Elder Law Library

Elder Law is a legal term coined to cover an area of legal practice that places an emphasis on those issues
that affect the growing aging population.

When it became apparent that Americans were living longer, new laws were needed to address the phenomena. Perhaps the first President to realize this was Franklin Delano Roosevelt. In accordance with his “New Deal” in the l930’s and 1940’s, the Social Security Act was passed. Arguably, it was a program designed to help those over 65 achieve a fair standard of living once they retired.  It was never intended to be a “full-scale pension” program.

The three major categories that make up elder law are:

  •     Estate planning and administration, including tax questions
  •     Medicaid, disability and other long-term care issues
  •     Guardianship, conservatorship and commitment matters, including fiduciary administration.

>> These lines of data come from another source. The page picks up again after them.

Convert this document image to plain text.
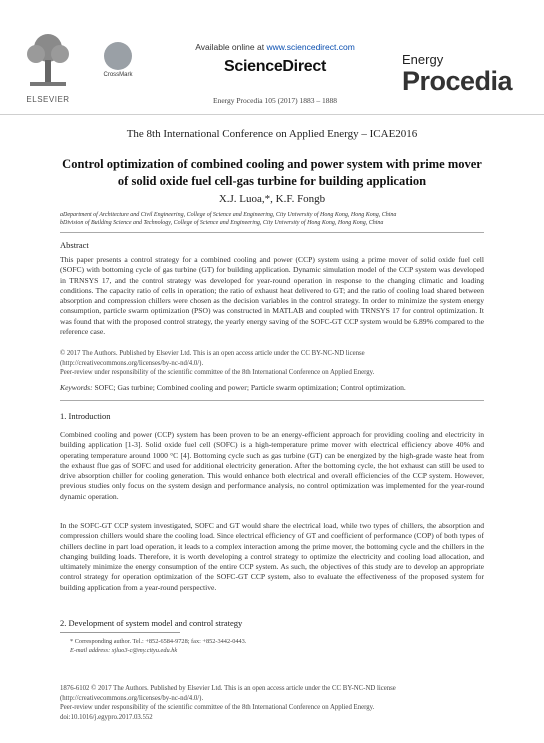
ELSEVIER
CrossMark
Available online at www.sciencedirect.com
ScienceDirect
Energy Procedia 105 (2017) 1883 – 1888
Energy
Procedia
The 8th International Conference on Applied Energy – ICAE2016
Control optimization of combined cooling and power system with prime mover
of solid oxide fuel cell-gas turbine for building application
X.J. Luoa,*, K.F. Fongb
aDepartment of Architecture and Civil Engineering, College of Science and Engineering, City University of Hong Kong, Hong Kong, China
bDivision of Building Science and Technology, College of Science and Engineering, City University of Hong Kong, Hong Kong, China
Abstract
This paper presents a control strategy for a combined cooling and power (CCP) system using a prime mover of solid oxide fuel cell (SOFC) with bottoming cycle of gas turbine (GT) for building application. Dynamic simulation model of the CCP system was developed in TRNSYS 17, and the control strategy was developed for year-round operation in response to the changing climatic and loading conditions. The capacity ratio of cells in operation; the ratio of exhaust heat delivered to GT; and the ratio of cooling load shared between absorption and compression chillers were chosen as the decision variables in the control strategy. In order to minimize the system energy consumption, particle swarm optimization (PSO) was constructed in MATLAB and coupled with TRNSYS 17 for control optimization. It was found that with the proposed control strategy, the yearly energy saving of the SOFC-GT CCP system would be 6.89% compared to the reference case.
© 2017 The Authors. Published by Elsevier Ltd. This is an open access article under the CC BY-NC-ND license
(http://creativecommons.org/licenses/by-nc-nd/4.0/).
Peer-review under responsibility of the scientific committee of the 8th International Conference on Applied Energy.
Keywords: SOFC; Gas turbine; Combined cooling and power; Particle swarm optimization; Control optimization.
1. Introduction
Combined cooling and power (CCP) system has been proven to be an energy-efficient approach for providing cooling and electricity in building application [1-3]. Solid oxide fuel cell (SOFC) is a high-temperature prime mover with electrical efficiency above 40% and operating temperature around 1000 °C [4]. Bottoming cycle such as gas turbine (GT) can be energized by the high-grade waste heat from the exhaust flue gas of SOFC and used for additional electricity generation. After the bottoming cycle, the hot exhaust can still be used to drive absorption chiller for cooling generation. This would enhance both electrical and overall efficiencies of the CCP system. However, previous studies only focus on the system design and performance analysis, no control optimization was implemented for the year-round dynamic operation.
In the SOFC-GT CCP system investigated, SOFC and GT would share the electrical load, while two types of chillers, the absorption and compression chillers would share the cooling load. Since electrical efficiency of GT and coefficient of performance (COP) of both types of chillers decline in part load operation, it leads to a complex interaction among the prime mover, the bottoming cycle and the chillers in the changing building loads. Therefore, it is worth developing a control strategy to optimize the electricity and cooling load allocation, and ultimately minimize the energy consumption of the entire CCP system. As such, the objectives of this study are to develop an appropriate control strategy for operation optimization of the SOFC-GT CCP system, also to evaluate the effectiveness of the proposed system for building application from a year-round perspective.
2. Development of system model and control strategy
* Corresponding author. Tel.: +852-6584-9728; fax: +852-3442-0443.
E-mail address: xjluo3-c@my.cityu.edu.hk
1876-6102 © 2017 The Authors. Published by Elsevier Ltd. This is an open access article under the CC BY-NC-ND license
(http://creativecommons.org/licenses/by-nc-nd/4.0/).
Peer-review under responsibility of the scientific committee of the 8th International Conference on Applied Energy.
doi:10.1016/j.egypro.2017.03.552
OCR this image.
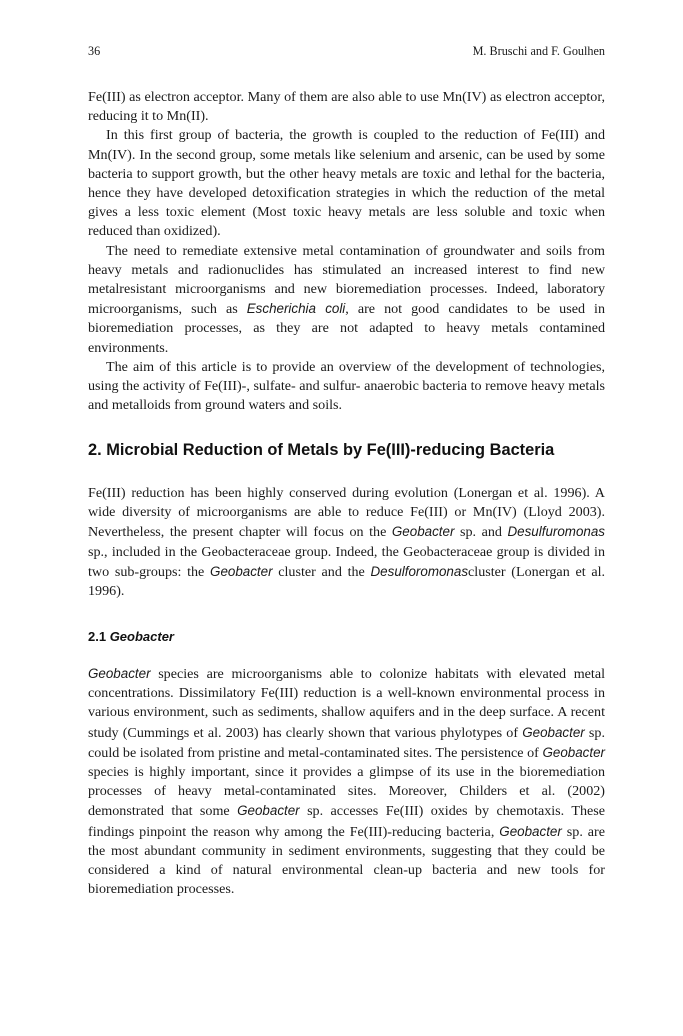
36	M. Bruschi and F. Goulhen

Fe(III) as electron acceptor. Many of them are also able to use Mn(IV) as electron acceptor, reducing it to Mn(II).

In this first group of bacteria, the growth is coupled to the reduction of Fe(III) and Mn(IV). In the second group, some metals like selenium and arsenic, can be used by some bacteria to support growth, but the other heavy metals are toxic and lethal for the bacteria, hence they have developed detoxification strategies in which the reduction of the metal gives a less toxic element (Most toxic heavy metals are less soluble and toxic when reduced than oxidized).

The need to remediate extensive metal contamination of groundwater and soils from heavy metals and radionuclides has stimulated an increased interest to find new metalresistant microorganisms and new bioremediation processes. Indeed, laboratory microorganisms, such as Escherichia coli, are not good candidates to be used in bioremediation processes, as they are not adapted to heavy metals contamined environments.

The aim of this article is to provide an overview of the development of technologies, using the activity of Fe(III)-, sulfate- and sulfur- anaerobic bacteria to remove heavy metals and metalloids from ground waters and soils.

2. Microbial Reduction of Metals by Fe(III)-reducing Bacteria

Fe(III) reduction has been highly conserved during evolution (Lonergan et al. 1996). A wide diversity of microorganisms are able to reduce Fe(III) or Mn(IV) (Lloyd 2003). Nevertheless, the present chapter will focus on the Geobacter sp. and Desulfuromonas sp., included in the Geobacteraceae group. Indeed, the Geobacteraceae group is divided in two sub-groups: the Geobacter cluster and the Desulforomonascluster (Lonergan et al. 1996).

2.1 Geobacter

Geobacter species are microorganisms able to colonize habitats with elevated metal concentrations. Dissimilatory Fe(III) reduction is a well-known environmental process in various environment, such as sediments, shallow aquifers and in the deep surface. A recent study (Cummings et al. 2003) has clearly shown that various phylotypes of Geobacter sp. could be isolated from pristine and metal-contaminated sites. The persistence of Geobacter species is highly important, since it provides a glimpse of its use in the bioremediation processes of heavy metal-contaminated sites. Moreover, Childers et al. (2002) demonstrated that some Geobacter sp. accesses Fe(III) oxides by chemotaxis. These findings pinpoint the reason why among the Fe(III)-reducing bacteria, Geobacter sp. are the most abundant community in sediment environments, suggesting that they could be considered a kind of natural environmental clean-up bacteria and new tools for bioremediation processes.
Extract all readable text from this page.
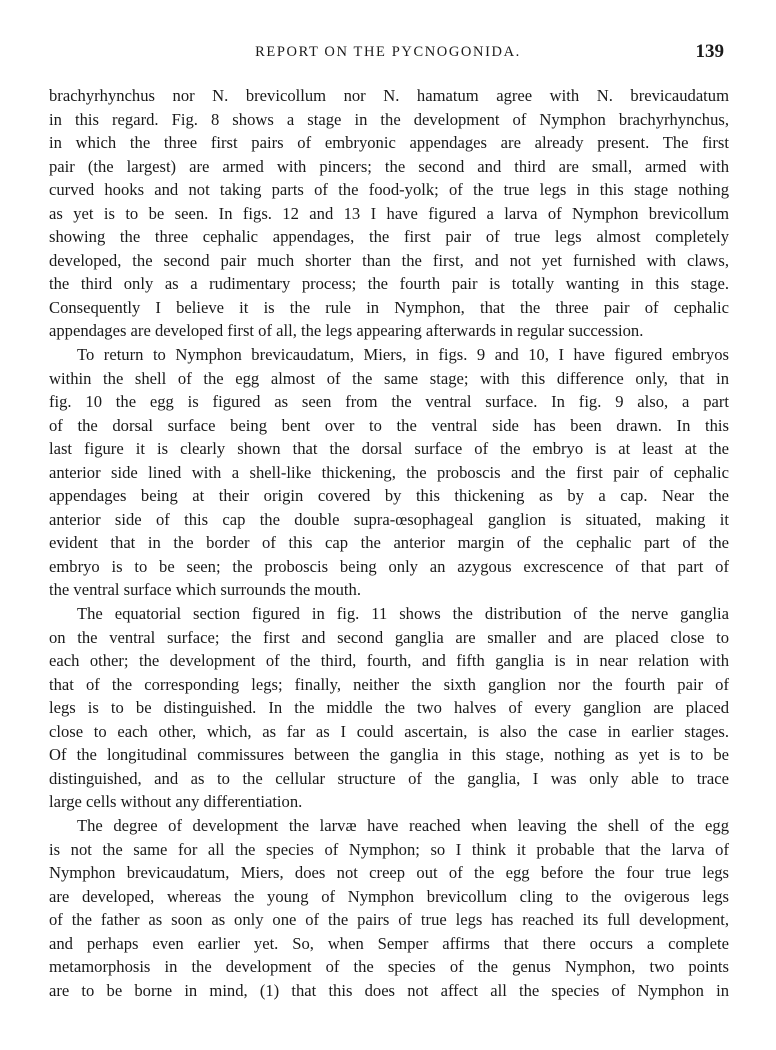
REPORT ON THE PYCNOGONIDA.	139
brachyrhynchus nor N. brevicollum nor N. hamatum agree with N. brevicaudatum
in this regard. Fig. 8 shows a stage in the development of Nymphon brachyrhynchus,
in which the three first pairs of embryonic appendages are already present. The first
pair (the largest) are armed with pincers; the second and third are small, armed with
curved hooks and not taking parts of the food-yolk; of the true legs in this stage nothing
as yet is to be seen. In figs. 12 and 13 I have figured a larva of Nymphon brevicollum
showing the three cephalic appendages, the first pair of true legs almost completely
developed, the second pair much shorter than the first, and not yet furnished with claws,
the third only as a rudimentary process; the fourth pair is totally wanting in this stage.
Consequently I believe it is the rule in Nymphon, that the three pair of cephalic
appendages are developed first of all, the legs appearing afterwards in regular succession.
To return to Nymphon brevicaudatum, Miers, in figs. 9 and 10, I have figured embryos
within the shell of the egg almost of the same stage; with this difference only, that in
fig. 10 the egg is figured as seen from the ventral surface. In fig. 9 also, a part
of the dorsal surface being bent over to the ventral side has been drawn. In this
last figure it is clearly shown that the dorsal surface of the embryo is at least at the
anterior side lined with a shell-like thickening, the proboscis and the first pair of cephalic
appendages being at their origin covered by this thickening as by a cap. Near the
anterior side of this cap the double supra-œsophageal ganglion is situated, making it
evident that in the border of this cap the anterior margin of the cephalic part of the
embryo is to be seen; the proboscis being only an azygous excrescence of that part of
the ventral surface which surrounds the mouth.
The equatorial section figured in fig. 11 shows the distribution of the nerve ganglia
on the ventral surface; the first and second ganglia are smaller and are placed close to
each other; the development of the third, fourth, and fifth ganglia is in near relation with
that of the corresponding legs; finally, neither the sixth ganglion nor the fourth pair of
legs is to be distinguished. In the middle the two halves of every ganglion are placed
close to each other, which, as far as I could ascertain, is also the case in earlier stages.
Of the longitudinal commissures between the ganglia in this stage, nothing as yet is to be
distinguished, and as to the cellular structure of the ganglia, I was only able to trace
large cells without any differentiation.
The degree of development the larvæ have reached when leaving the shell of the egg
is not the same for all the species of Nymphon; so I think it probable that the larva of
Nymphon brevicaudatum, Miers, does not creep out of the egg before the four true legs
are developed, whereas the young of Nymphon brevicollum cling to the ovigerous legs
of the father as soon as only one of the pairs of true legs has reached its full development,
and perhaps even earlier yet. So, when Semper affirms that there occurs a complete
metamorphosis in the development of the species of the genus Nymphon, two points
are to be borne in mind, (1) that this does not affect all the species of Nymphon in
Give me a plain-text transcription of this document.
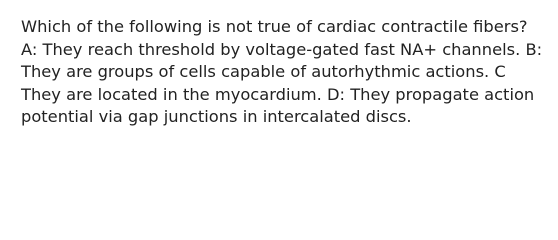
Which of the following is not true of cardiac contractile fibers? A: They reach threshold by voltage-gated fast NA+ channels. B: They are groups of cells capable of autorhythmic actions. C They are located in the myocardium. D: They propagate action potential via gap junctions in intercalated discs.
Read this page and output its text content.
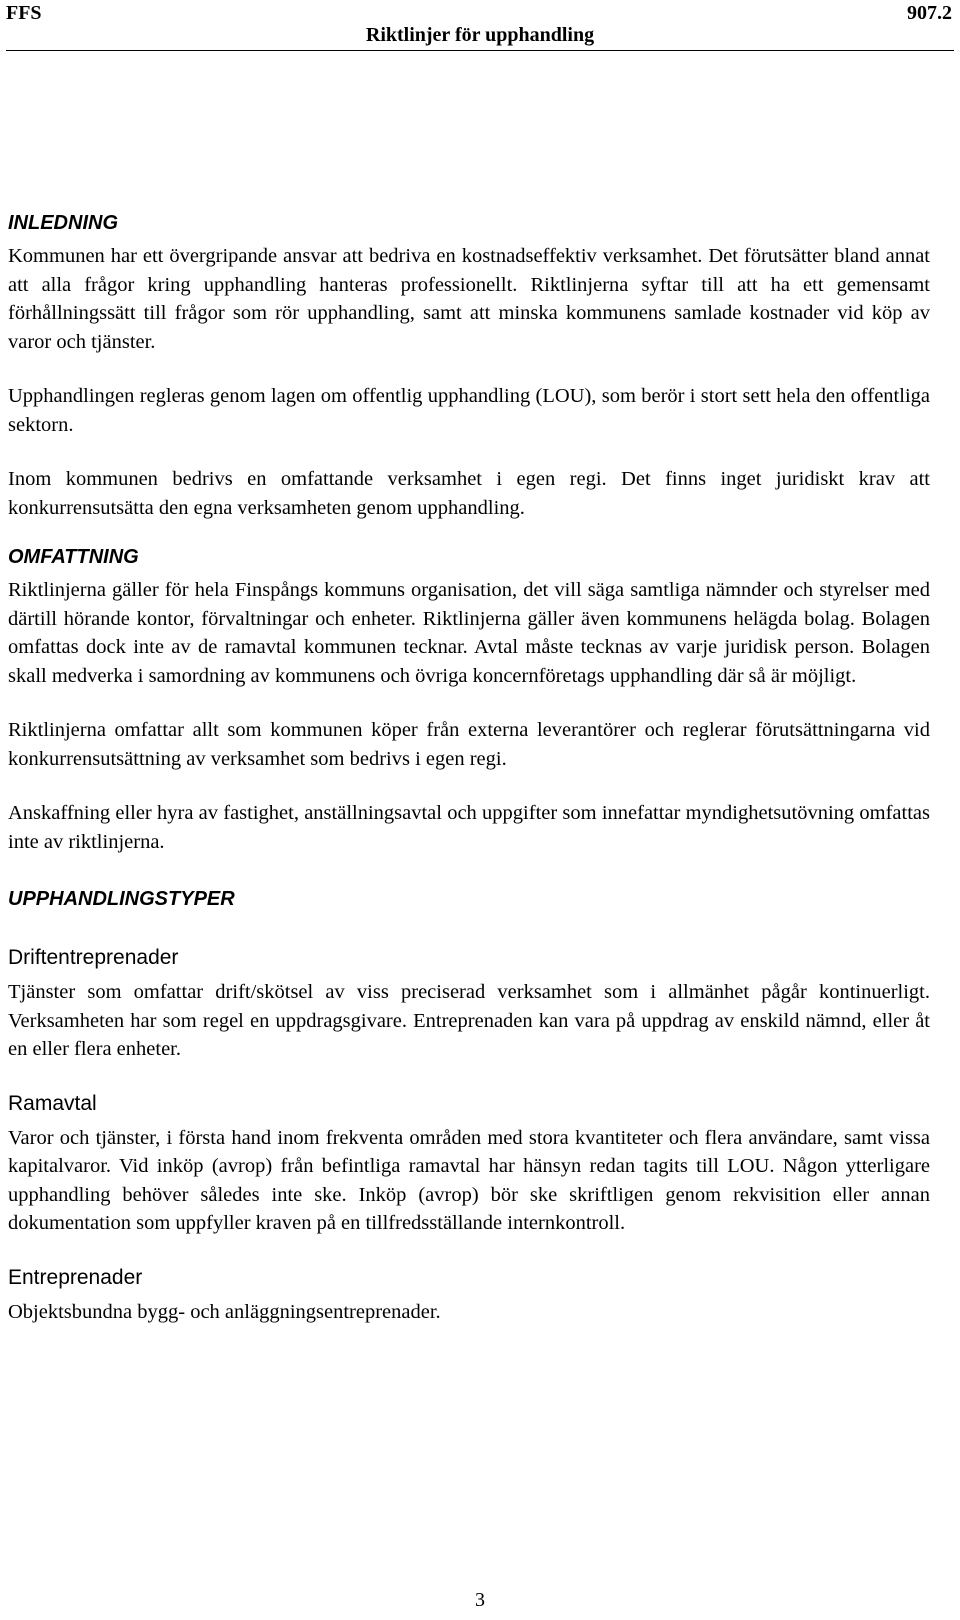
FFS	907.2
Riktlinjer för upphandling
INLEDNING

Kommunen har ett övergripande ansvar att bedriva en kostnadseffektiv verksamhet. Det förutsätter bland annat att alla frågor kring upphandling hanteras professionellt. Riktlinjerna syftar till att ha ett gemensamt förhållningssätt till frågor som rör upphandling, samt att minska kommunens samlade kostnader vid köp av varor och tjänster.

Upphandlingen regleras genom lagen om offentlig upphandling (LOU), som berör i stort sett hela den offentliga sektorn.

Inom kommunen bedrivs en omfattande verksamhet i egen regi. Det finns inget juridiskt krav att konkurrensutsätta den egna verksamheten genom upphandling.

OMFATTNING

Riktlinjerna gäller för hela Finspångs kommuns organisation, det vill säga samtliga nämnder och styrelser med därtill hörande kontor, förvaltningar och enheter. Riktlinjerna gäller även kommunens helägda bolag. Bolagen omfattas dock inte av de ramavtal kommunen tecknar. Avtal måste tecknas av varje juridisk person. Bolagen skall medverka i samordning av kommunens och övriga koncernföretags upphandling där så är möjligt.

Riktlinjerna omfattar allt som kommunen köper från externa leverantörer och reglerar förutsättningarna vid konkurrensutsättning av verksamhet som bedrivs i egen regi.

Anskaffning eller hyra av fastighet, anställningsavtal och uppgifter som innefattar myndighetsutövning omfattas inte av riktlinjerna.

UPPHANDLINGSTYPER
Driftentreprenader

Tjänster som omfattar drift/skötsel av viss preciserad verksamhet som i allmänhet pågår kontinuerligt. Verksamheten har som regel en uppdragsgivare. Entreprenaden kan vara på uppdrag av enskild nämnd, eller åt en eller flera enheter.

Ramavtal

Varor och tjänster, i första hand inom frekventa områden med stora kvantiteter och flera användare, samt vissa kapitalvaror. Vid inköp (avrop) från befintliga ramavtal har hänsyn redan tagits till LOU. Någon ytterligare upphandling behöver således inte ske. Inköp (avrop) bör ske skriftligen genom rekvisition eller annan dokumentation som uppfyller kraven på en tillfredsställande internkontroll.

Entreprenader

Objektsbundna bygg- och anläggningsentreprenader.

3
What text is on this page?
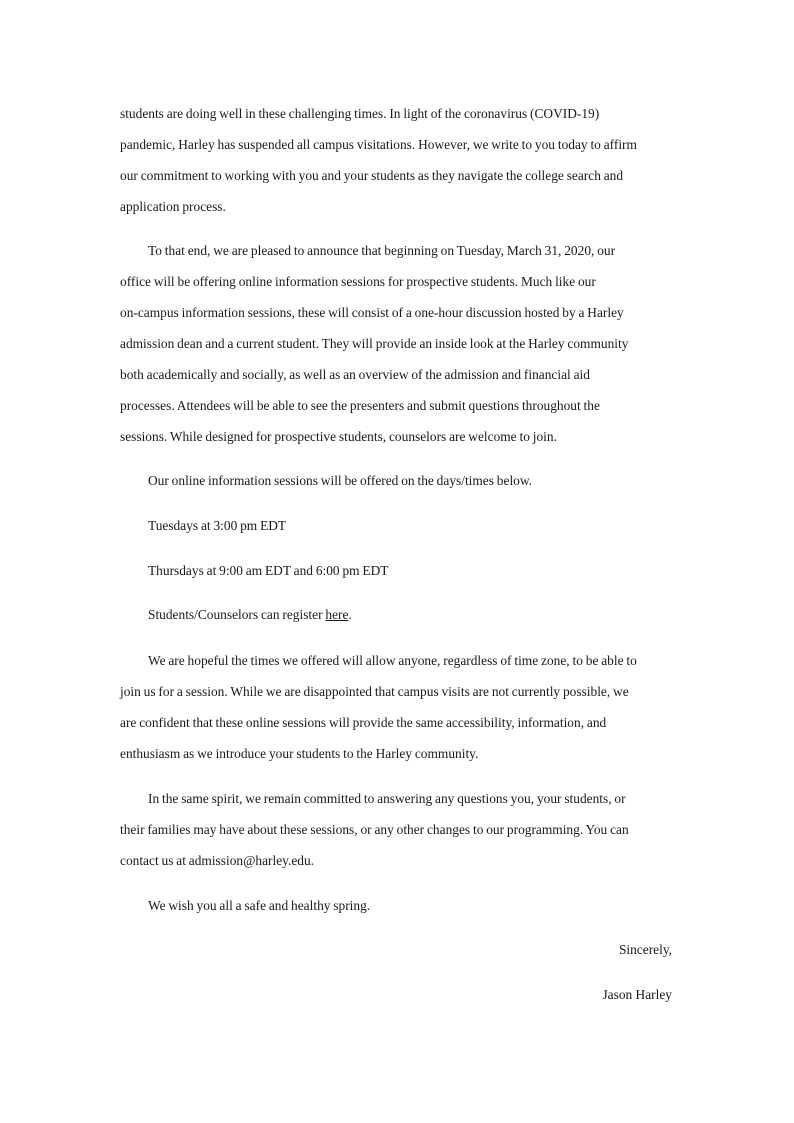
students are doing well in these challenging times. In light of the coronavirus (COVID-19)
pandemic, Harley has suspended all campus visitations. However, we write to you today to affirm
our commitment to working with you and your students as they navigate the college search and
application process.
To that end, we are pleased to announce that beginning on Tuesday, March 31, 2020, our
office will be offering online information sessions for prospective students. Much like our
on-campus information sessions, these will consist of a one-hour discussion hosted by a Harley
admission dean and a current student. They will provide an inside look at the Harley community
both academically and socially, as well as an overview of the admission and financial aid
processes. Attendees will be able to see the presenters and submit questions throughout the
sessions. While designed for prospective students, counselors are welcome to join.

Our online information sessions will be offered on the days/times below.

Tuesdays at 3:00 pm EDT

Thursdays at 9:00 am EDT and 6:00 pm EDT

Students/Counselors can register here.

We are hopeful the times we offered will allow anyone, regardless of time zone, to be able to
join us for a session. While we are disappointed that campus visits are not currently possible, we
are confident that these online sessions will provide the same accessibility, information, and
enthusiasm as we introduce your students to the Harley community.
In the same spirit, we remain committed to answering any questions you, your students, or
their families may have about these sessions, or any other changes to our programming. You can
contact us at admission@harley.edu.

We wish you all a safe and healthy spring.

Sincerely,

Jason Harley
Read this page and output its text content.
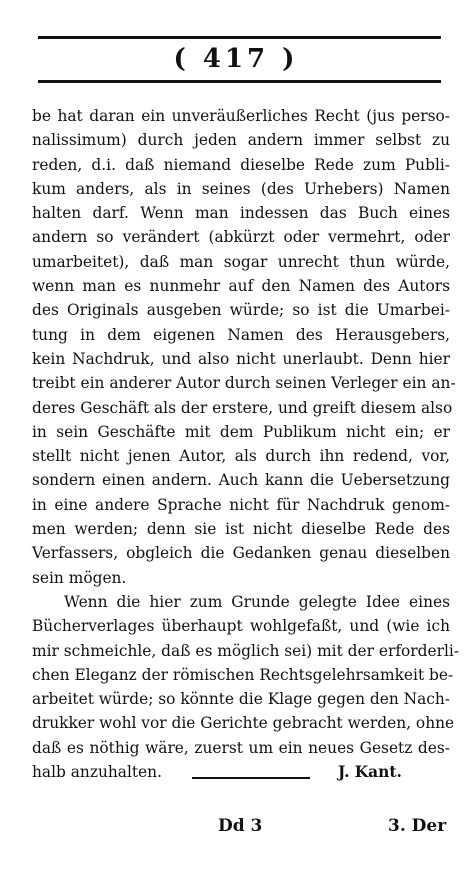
( 417 )
be hat daran ein unveräußerliches Recht (jus perso-
nalissimum) durch jeden andern immer selbst zu
reden, d.i. daß niemand dieselbe Rede zum Publi-
kum anders, als in seines (des Urhebers) Namen
halten darf. Wenn man indessen das Buch eines
andern so verändert (abkürzt oder vermehrt, oder
umarbeitet), daß man sogar unrecht thun würde,
wenn man es nunmehr auf den Namen des Autors
des Originals ausgeben würde; so ist die Umarbei-
tung in dem eigenen Namen des Herausgebers,
kein Nachdruk, und also nicht unerlaubt. Denn hier
treibt ein anderer Autor durch seinen Verleger ein an-
deres Geschäft als der erstere, und greift diesem also
in sein Geschäfte mit dem Publikum nicht ein; er
stellt nicht jenen Autor, als durch ihn redend, vor,
sondern einen andern. Auch kann die Uebersetzung
in eine andere Sprache nicht für Nachdruk genom-
men werden; denn sie ist nicht dieselbe Rede des
Verfassers, obgleich die Gedanken genau dieselben
sein mögen.
Wenn die hier zum Grunde gelegte Idee eines
Bücherverlages überhaupt wohlgefaßt, und (wie ich
mir schmeichle, daß es möglich sei) mit der erforderli-
chen Eleganz der römischen Rechtsgelehrsamkeit be-
arbeitet würde; so könnte die Klage gegen den Nach-
drukker wohl vor die Gerichte gebracht werden, ohne
daß es nöthig wäre, zuerst um ein neues Gesetz des-
halb anzuhalten.	J. Kant.
Dd 3	3. Der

Other issues found under the umbrella of elder law include such areas as estate planning; wills; trusts; guardianships; protection against elder abuse, neglect, and fraud; end-of-life planning; all levels of disability and medical care; retirement planning; Social Security benefits

Medicare and Medicaid coverage; Medicaid planning (United States); consumer protection; nursing homes and in-home care; powers of attorney; physicians’ or medical care directives, declarations and powers of attorney; landlord/tenant needs; real estate and mortgage assistance; various levels of advice, counseling and advocacy of rights; tax issues; and discrimination.

The form of elder care provided varies greatly among countries and is changing rapidly. Even within the same country, regional differences exist with respect to the care for the elderly.

Traditionally elder care has been the responsibility of family members and was provided within the extended family home. Increasingly in modern societies, elder care is now being provided by state or charitable institutions. The reasons for this change include decreasing family size, the greater life expectancy of elderly people, the geographical dispersion of families, and the tendency for women to be educated and work outside the home. Although these changes have affected European and North American countries first, it is now increasingly affecting Asian countries also.

In most western countries, elder care facilities are freestanding. They may also be part of a continuing-care retirement community, seniors apartment complex, or wing of a nursing home. Ownership and operations of these facilities vary also. In the United States, most of the large multi-facility providers are publicly owned and managed as for-profit businesses. There are exceptions; the largest operator in the US is the Evangelical Lutheran Good Samaritan Society, a not-for-profit organization that manages 6,531 beds in 22 states, according to a 1995 study by the American Health Care Association.